False, but not disgorgeably false.

April 7, 2019

Beckton Dickson & Co., a manufacturer of safety syringes, lost its antitrust claims against a competitor but prevailed on its Lanham Act claims, and sought the remedy of disgorgement. A panel majority concluded that:

[T]he district court did not abuse its discretion in determining that where [Defendant Retractable Technologies, Inc.] had not sufficiently demonstrated that its business suffered due to BD’s false advertising and where BD had already taken significant steps to correct the false statements, disgorgement was not equitable.
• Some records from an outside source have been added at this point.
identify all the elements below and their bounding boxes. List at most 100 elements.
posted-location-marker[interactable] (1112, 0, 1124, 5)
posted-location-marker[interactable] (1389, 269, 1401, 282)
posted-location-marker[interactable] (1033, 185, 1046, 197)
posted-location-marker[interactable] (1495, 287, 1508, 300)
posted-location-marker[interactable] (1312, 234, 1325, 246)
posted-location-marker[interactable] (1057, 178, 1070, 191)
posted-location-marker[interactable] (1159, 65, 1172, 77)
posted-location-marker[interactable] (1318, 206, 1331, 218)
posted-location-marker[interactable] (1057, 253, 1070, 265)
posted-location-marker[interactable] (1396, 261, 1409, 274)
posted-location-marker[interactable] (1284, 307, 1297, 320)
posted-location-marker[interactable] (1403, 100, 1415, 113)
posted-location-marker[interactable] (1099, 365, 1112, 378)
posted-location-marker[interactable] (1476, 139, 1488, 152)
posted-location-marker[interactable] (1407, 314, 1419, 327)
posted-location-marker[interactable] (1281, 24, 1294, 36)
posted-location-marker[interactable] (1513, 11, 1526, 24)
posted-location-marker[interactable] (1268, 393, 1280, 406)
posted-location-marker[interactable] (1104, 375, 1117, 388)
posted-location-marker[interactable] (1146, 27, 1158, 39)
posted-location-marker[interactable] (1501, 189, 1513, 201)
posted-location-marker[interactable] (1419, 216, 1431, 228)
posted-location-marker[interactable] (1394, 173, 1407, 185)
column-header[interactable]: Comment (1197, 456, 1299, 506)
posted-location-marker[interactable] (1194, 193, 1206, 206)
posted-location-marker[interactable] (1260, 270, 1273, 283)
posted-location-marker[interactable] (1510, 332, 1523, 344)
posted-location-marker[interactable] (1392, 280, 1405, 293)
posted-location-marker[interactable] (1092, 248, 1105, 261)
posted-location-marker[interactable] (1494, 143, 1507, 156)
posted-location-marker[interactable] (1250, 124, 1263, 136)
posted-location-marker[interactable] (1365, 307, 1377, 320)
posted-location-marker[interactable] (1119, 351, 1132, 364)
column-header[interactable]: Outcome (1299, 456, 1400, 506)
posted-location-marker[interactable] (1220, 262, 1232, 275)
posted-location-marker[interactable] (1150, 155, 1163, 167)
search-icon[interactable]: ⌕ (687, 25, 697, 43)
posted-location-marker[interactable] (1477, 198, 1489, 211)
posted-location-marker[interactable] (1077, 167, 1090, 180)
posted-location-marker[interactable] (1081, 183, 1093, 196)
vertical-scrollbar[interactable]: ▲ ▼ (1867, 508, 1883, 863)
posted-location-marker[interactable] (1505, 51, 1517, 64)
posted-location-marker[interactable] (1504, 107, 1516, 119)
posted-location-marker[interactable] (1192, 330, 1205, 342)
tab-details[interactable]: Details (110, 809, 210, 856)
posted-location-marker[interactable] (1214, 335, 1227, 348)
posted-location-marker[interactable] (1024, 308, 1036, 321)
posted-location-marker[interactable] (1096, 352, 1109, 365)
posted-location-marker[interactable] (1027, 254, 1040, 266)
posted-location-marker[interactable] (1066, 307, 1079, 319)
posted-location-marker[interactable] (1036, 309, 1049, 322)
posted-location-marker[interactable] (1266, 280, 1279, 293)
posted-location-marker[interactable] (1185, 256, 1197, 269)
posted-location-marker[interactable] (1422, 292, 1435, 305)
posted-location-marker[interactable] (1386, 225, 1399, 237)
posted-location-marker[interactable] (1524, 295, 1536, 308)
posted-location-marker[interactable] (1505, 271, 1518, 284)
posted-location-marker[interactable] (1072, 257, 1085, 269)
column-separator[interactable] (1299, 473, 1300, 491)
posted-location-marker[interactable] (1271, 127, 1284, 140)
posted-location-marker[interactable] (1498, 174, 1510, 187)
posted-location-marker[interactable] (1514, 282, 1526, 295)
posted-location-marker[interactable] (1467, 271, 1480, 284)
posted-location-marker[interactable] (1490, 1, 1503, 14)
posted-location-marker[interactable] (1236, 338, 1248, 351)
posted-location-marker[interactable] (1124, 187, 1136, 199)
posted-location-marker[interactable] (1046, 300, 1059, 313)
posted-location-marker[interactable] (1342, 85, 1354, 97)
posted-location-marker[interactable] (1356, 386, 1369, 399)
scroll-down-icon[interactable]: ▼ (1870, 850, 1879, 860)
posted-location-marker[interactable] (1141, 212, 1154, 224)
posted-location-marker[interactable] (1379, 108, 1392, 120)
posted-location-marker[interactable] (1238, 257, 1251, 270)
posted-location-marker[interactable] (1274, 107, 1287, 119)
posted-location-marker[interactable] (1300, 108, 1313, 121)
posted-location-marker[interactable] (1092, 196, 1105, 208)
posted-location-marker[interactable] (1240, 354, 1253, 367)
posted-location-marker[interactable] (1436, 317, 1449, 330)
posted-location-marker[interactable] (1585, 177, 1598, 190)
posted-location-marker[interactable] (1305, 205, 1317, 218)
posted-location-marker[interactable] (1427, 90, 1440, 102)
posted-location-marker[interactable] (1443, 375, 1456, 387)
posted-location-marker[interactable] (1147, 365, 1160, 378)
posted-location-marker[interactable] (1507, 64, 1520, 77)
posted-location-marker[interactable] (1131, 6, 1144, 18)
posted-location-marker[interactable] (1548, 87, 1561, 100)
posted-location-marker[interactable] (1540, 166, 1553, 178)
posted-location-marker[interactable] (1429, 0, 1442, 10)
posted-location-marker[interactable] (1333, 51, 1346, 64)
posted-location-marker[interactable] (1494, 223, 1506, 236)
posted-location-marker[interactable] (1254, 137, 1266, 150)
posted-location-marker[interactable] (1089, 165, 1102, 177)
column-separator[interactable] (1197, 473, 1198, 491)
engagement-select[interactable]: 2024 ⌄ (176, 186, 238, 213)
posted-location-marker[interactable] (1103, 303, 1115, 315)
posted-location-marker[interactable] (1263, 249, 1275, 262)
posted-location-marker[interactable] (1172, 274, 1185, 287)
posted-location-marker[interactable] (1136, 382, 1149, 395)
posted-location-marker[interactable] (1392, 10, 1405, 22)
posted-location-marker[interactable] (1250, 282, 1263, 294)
That another court could have evaluated the facts differently does not justify reversal, especially as “an award of profits with no proof of harm is an uncommon remedy in a false advertising suit.”

The majority’s reasoning is best summarized by the final paragraph of its opinion, which observes:

The district court’s denial of disgorgement of profits from RTI’s competitor was made against the larger backdrop of its prosecution of a meritless antitrust claim against BD for conduct in the marketplace—during a time in which RTI nearly doubled its own sales and increased its share of the retractable syringe sub-market to two-thirds. RTI elected not to test its proof of Lanham Act damages before the jury, but rather to later argue, as now, that equity mandates disgorgement. Its effort to carry the flag of “public interest” and guide the profits of its competitor to its own coffers here must fail. That effort must be taken outside—to the marketplace. There the public interest is best vindicated.

A dissent thought that the district court had exceeded its mandate after a previous appeal. Retractable Technologies, Inc. v. Beckton Dickinson Inc., No. 17-40960 (March 26, 2019). Professor Rebecca Tushnet recently discussed the case on her 43(B) blog.